Convertible Promissory Notes

 

Between July 12, 2010 and November 30, 2012, the Company issued several convertible promissory notes (collectively the “Convertible Notes”) to two existing investors in aggregate total principal amount of $1,460,000. The Convertible Notes accrued interest at 3.00% per annum and were payable on demand only after their respective 10-year maturities. Between January 1, 2013 and March 25, 2013, the Company issued additional Convertible Notes to existing investors in aggregate total principal amount of $225,000. The additional Convertible Notes accrued interest at 5.00% per annum and were payable on demand only after their respective 10-year maturities. The unpaid principal and accrued interest were only convertible into common stock following a reorganization or conversion into a corporation at the option of the holder. The unpaid principal and accrued interest will convert into common stock at the greater of the fair value of the common stock on the date of the conversion or $3.75 ($10.35 if the Company’s common stock is admitted to trade on a national exchange prior to the date of conversion).

 

On July 31, 2014, in anticipation of the completion of the reverse acquisition and the Private Offering, the note holders demanded conversion of the outstanding $1,685,000 Convertible Notes and accrued interest of $151,813 into 204,090 shares of common stock at a conversion price of $9.00 per share.

 

Promissory Notes

 

In November 2013, the Company issued two promissory notes (the “Promissory Notes”) to two existing investors in aggregate total principal amount of $600,000. The Promissory Notes accrued interest at 5.00% per annum and were due at the earliest of (1) December 19, 2014, (2) the occurrence of an event of default as defined in the Promissory Notes, (3) an initial installment of $100,000 principal amount, to each investor, upon the receipt by the Company of a minimum $6,500,000 in aggregate proceeds under any financing transaction, (4) a second installment of $100,000 principal amount, to each investor, upon the receipt by the Company of a minimum $8,500,000 in aggregate proceeds under any financing transaction, and (5) a third installment of $100,000 principal amount, to each investor, upon the receipt by the Company of a minimum $10,000,000 in aggregate proceeds under any financing transaction.
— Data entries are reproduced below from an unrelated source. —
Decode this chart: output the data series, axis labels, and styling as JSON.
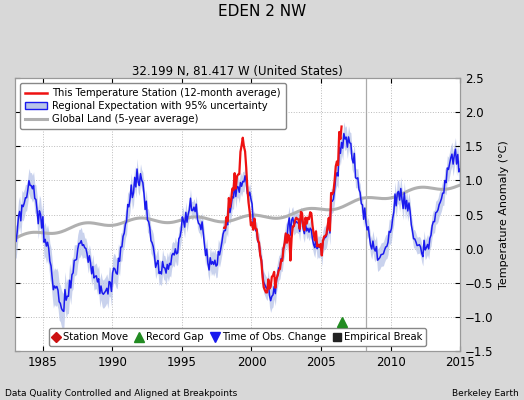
{
  "title": "EDEN 2 NW",
  "subtitle": "32.199 N, 81.417 W (United States)",
  "ylabel": "Temperature Anomaly (°C)",
  "xlabel_left": "Data Quality Controlled and Aligned at Breakpoints",
  "xlabel_right": "Berkeley Earth",
  "ylim": [
    -1.5,
    2.5
  ],
  "xlim": [
    1983.0,
    2015.0
  ],
  "xticks": [
    1985,
    1990,
    1995,
    2000,
    2005,
    2010,
    2015
  ],
  "yticks": [
    -1.5,
    -1.0,
    -0.5,
    0.0,
    0.5,
    1.0,
    1.5,
    2.0,
    2.5
  ],
  "bg_color": "#d8d8d8",
  "plot_bg_color": "#ffffff",
  "vertical_line_x": 2008.2,
  "record_gap_x": 2006.5,
  "record_gap_y": -1.08,
  "legend_labels": [
    "This Temperature Station (12-month average)",
    "Regional Expectation with 95% uncertainty",
    "Global Land (5-year average)"
  ],
  "bottom_legend": [
    "Station Move",
    "Record Gap",
    "Time of Obs. Change",
    "Empirical Break"
  ],
  "station_start": 1998.0,
  "station_end": 2006.5
}
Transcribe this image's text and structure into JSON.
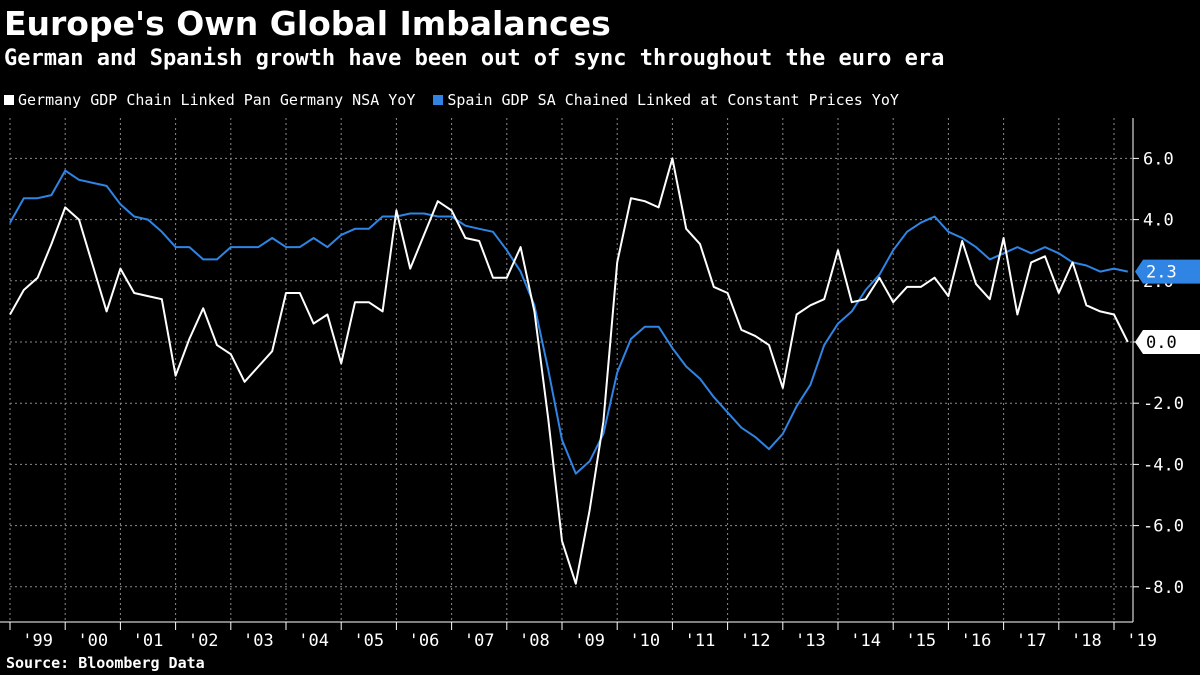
{
  "header": {
    "title": "Europe's Own Global Imbalances",
    "subtitle": "German and Spanish growth have been out of sync throughout the euro era"
  },
  "footer": {
    "source": "Source: Bloomberg Data"
  },
  "colors": {
    "germany": "#ffffff",
    "spain": "#2f84e4",
    "grid": "#8a8a8a",
    "background": "#000000"
  },
  "chart_data": {
    "type": "line",
    "title": "Europe's Own Global Imbalances",
    "subtitle": "German and Spanish growth have been out of sync throughout the euro era",
    "xlabel": "",
    "ylabel": "",
    "ylim": [
      -9.0,
      7.0
    ],
    "yticks": [
      6.0,
      4.0,
      2.0,
      0.0,
      -2.0,
      -4.0,
      -6.0,
      -8.0
    ],
    "ytick_labels": [
      "6.0",
      "4.0",
      "2.0",
      "0.0",
      "-2.0",
      "-4.0",
      "-6.0",
      "-8.0"
    ],
    "xlim": [
      1999.0,
      2019.5
    ],
    "xticks": [
      "'99",
      "'00",
      "'01",
      "'02",
      "'03",
      "'04",
      "'05",
      "'06",
      "'07",
      "'08",
      "'09",
      "'10",
      "'11",
      "'12",
      "'13",
      "'14",
      "'15",
      "'16",
      "'17",
      "'18",
      "'19"
    ],
    "grid": true,
    "legend_position": "top-left",
    "last_value_labels": [
      "2.3",
      "0.0"
    ],
    "series": [
      {
        "name": "Germany GDP Chain Linked Pan Germany NSA YoY",
        "color": "#ffffff",
        "start_year": 1999.0,
        "step": 0.25,
        "values": [
          0.9,
          1.7,
          2.1,
          3.2,
          4.4,
          4.0,
          2.5,
          1.0,
          2.4,
          1.6,
          1.5,
          1.4,
          -1.1,
          0.1,
          1.1,
          -0.1,
          -0.4,
          -1.3,
          -0.8,
          -0.3,
          1.6,
          1.6,
          0.6,
          0.9,
          -0.7,
          1.3,
          1.3,
          1.0,
          4.3,
          2.4,
          3.5,
          4.6,
          4.3,
          3.4,
          3.3,
          2.1,
          2.1,
          3.1,
          1.0,
          -2.5,
          -6.5,
          -7.9,
          -5.5,
          -2.6,
          2.6,
          4.7,
          4.6,
          4.4,
          6.0,
          3.7,
          3.2,
          1.8,
          1.6,
          0.4,
          0.2,
          -0.1,
          -1.5,
          0.9,
          1.2,
          1.4,
          3.0,
          1.3,
          1.4,
          2.1,
          1.3,
          1.8,
          1.8,
          2.1,
          1.5,
          3.3,
          1.9,
          1.4,
          3.4,
          0.9,
          2.6,
          2.8,
          1.6,
          2.6,
          1.2,
          1.0,
          0.9,
          0.0
        ]
      },
      {
        "name": "Spain GDP SA Chained Linked at Constant Prices YoY",
        "color": "#2f84e4",
        "start_year": 1999.0,
        "step": 0.25,
        "values": [
          3.9,
          4.7,
          4.7,
          4.8,
          5.6,
          5.3,
          5.2,
          5.1,
          4.5,
          4.1,
          4.0,
          3.6,
          3.1,
          3.1,
          2.7,
          2.7,
          3.1,
          3.1,
          3.1,
          3.4,
          3.1,
          3.1,
          3.4,
          3.1,
          3.5,
          3.7,
          3.7,
          4.1,
          4.1,
          4.2,
          4.2,
          4.1,
          4.1,
          3.8,
          3.7,
          3.6,
          3.0,
          2.3,
          1.2,
          -0.9,
          -3.2,
          -4.3,
          -3.9,
          -3.0,
          -1.0,
          0.1,
          0.5,
          0.5,
          -0.2,
          -0.8,
          -1.2,
          -1.8,
          -2.3,
          -2.8,
          -3.1,
          -3.5,
          -3.0,
          -2.1,
          -1.4,
          -0.1,
          0.6,
          1.0,
          1.7,
          2.2,
          3.0,
          3.6,
          3.9,
          4.1,
          3.6,
          3.4,
          3.1,
          2.7,
          2.9,
          3.1,
          2.9,
          3.1,
          2.9,
          2.6,
          2.5,
          2.3,
          2.4,
          2.3
        ]
      }
    ]
  }
}
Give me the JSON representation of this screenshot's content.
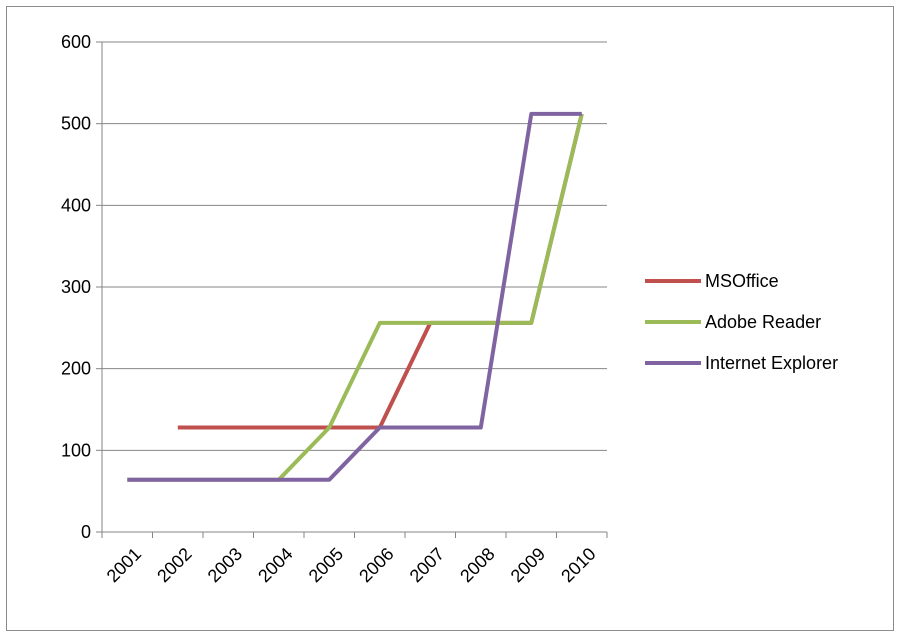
{
  "chart_data": {
    "type": "line",
    "title": "",
    "xlabel": "",
    "ylabel": "",
    "categories": [
      "2001",
      "2002",
      "2003",
      "2004",
      "2005",
      "2006",
      "2007",
      "2008",
      "2009",
      "2010"
    ],
    "ylim": [
      0,
      600
    ],
    "yticks": [
      0,
      100,
      200,
      300,
      400,
      500,
      600
    ],
    "grid": true,
    "legend_position": "right",
    "series": [
      {
        "name": "MSOffice",
        "color": "#c0504d",
        "values": [
          null,
          128,
          128,
          128,
          128,
          128,
          256,
          256,
          256,
          512
        ]
      },
      {
        "name": "Adobe Reader",
        "color": "#9bbb59",
        "values": [
          64,
          64,
          64,
          64,
          128,
          256,
          256,
          256,
          256,
          512
        ]
      },
      {
        "name": "Internet Explorer",
        "color": "#8064a2",
        "values": [
          64,
          64,
          64,
          64,
          64,
          128,
          128,
          128,
          512,
          512
        ]
      }
    ]
  }
}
At September 30, 2014, the Promissory Notes had an outstanding aggregate principal balance of $600,000.

 

On December 31, 2014, the note holders requested conversion of the outstanding $600,000 Promissory Notes and accrued interest of $33,333 into 70,371 shares of common stock at a conversion price of $9.00 per share.

 

Subordinated Convertible Promissory Note

 

In 2013, the Company entered into an investment banking agreement to raise up to $6 million of 10% subordinated convertible promissory notes. The agreement contemplated a reverse acquisition with a public company and an automatic conversion of the notes into units of common stock and warrants, as defined therein. In April 2013, the Company issued a $350,000 subordinated convertible promissory note (the “Subordinated Note”). The Subordinated Note accrued interest at 10% per annum and was payable on demand any time after April 2014. If the Company has not repaid the Subordinated Note at the closing of a reverse acquisition, the unpaid principal and accrued interest will automatically convert into common stock by dividing the amount due by a price per unit of $9.75. Also, upon automatic conversion, the purchaser of the Subordinated Note will receive a warrant to purchase the same number of shares in to which the Subordinated Note converts.

  

On July 31, 2014, in anticipation of the completion of the reverse acquisition and the Private Offering, the note holder demanded conversion of the outstanding $350,000 Subordinated Note and accrued interest of $44,245 into 40,436 shares of common stock at a conversion price of $9.75 per share.

 

Notes Payable - Related Parties

 

On March 30, 2016, the Company assumed $772,970 of demand notes payable in the acquisition of LMB. The principal balance of the notes payable to our Chairman, Leonard Mazur, was $760,470 and the principal balance of the notes payable to our Chief Executive Officer, Myron Holubiak, was $12,500. Notes with a principal balance of $704,000 accrue interest at the “Prime Rate”, as published in the Wall Street Journal on the last day of each month plus 1% and notes with a principal balance of $68,970 accrue interest at 12% per annum. In April 2016, $600,000 of the “Prime Rate” plus 1% demand notes payable and accrued interest of $1,985 was repaid to Leonard Mazur.

 

On September 7, 2016, the Company issued a $500,000 demand promissory note to our Chairman, Leonard Mazur which matures on the earlier of December 31, 2016 or demand by the lender. The note accrues interest at the “Prime Rate”, as published in the Wall Street Journal on the last day of each month, plus 1%.

 

Interest Expense

 

During 2013, the Company incurred $42,000 of debt issuance costs related to the Subordinated Note which was amortized over the term of the underlying debt. Amortization of debt issuance costs recorded as interest expense for the nine months ended September 30, 2014 amounted to $14,000.

 

Interest expense on the notes for the years ended September 30, 2016 and 2015, and the nine months ended September 30, 2014, including non-cash interest related to debt issuance costs, was $8,994, $7,500, and $93,067, respectively.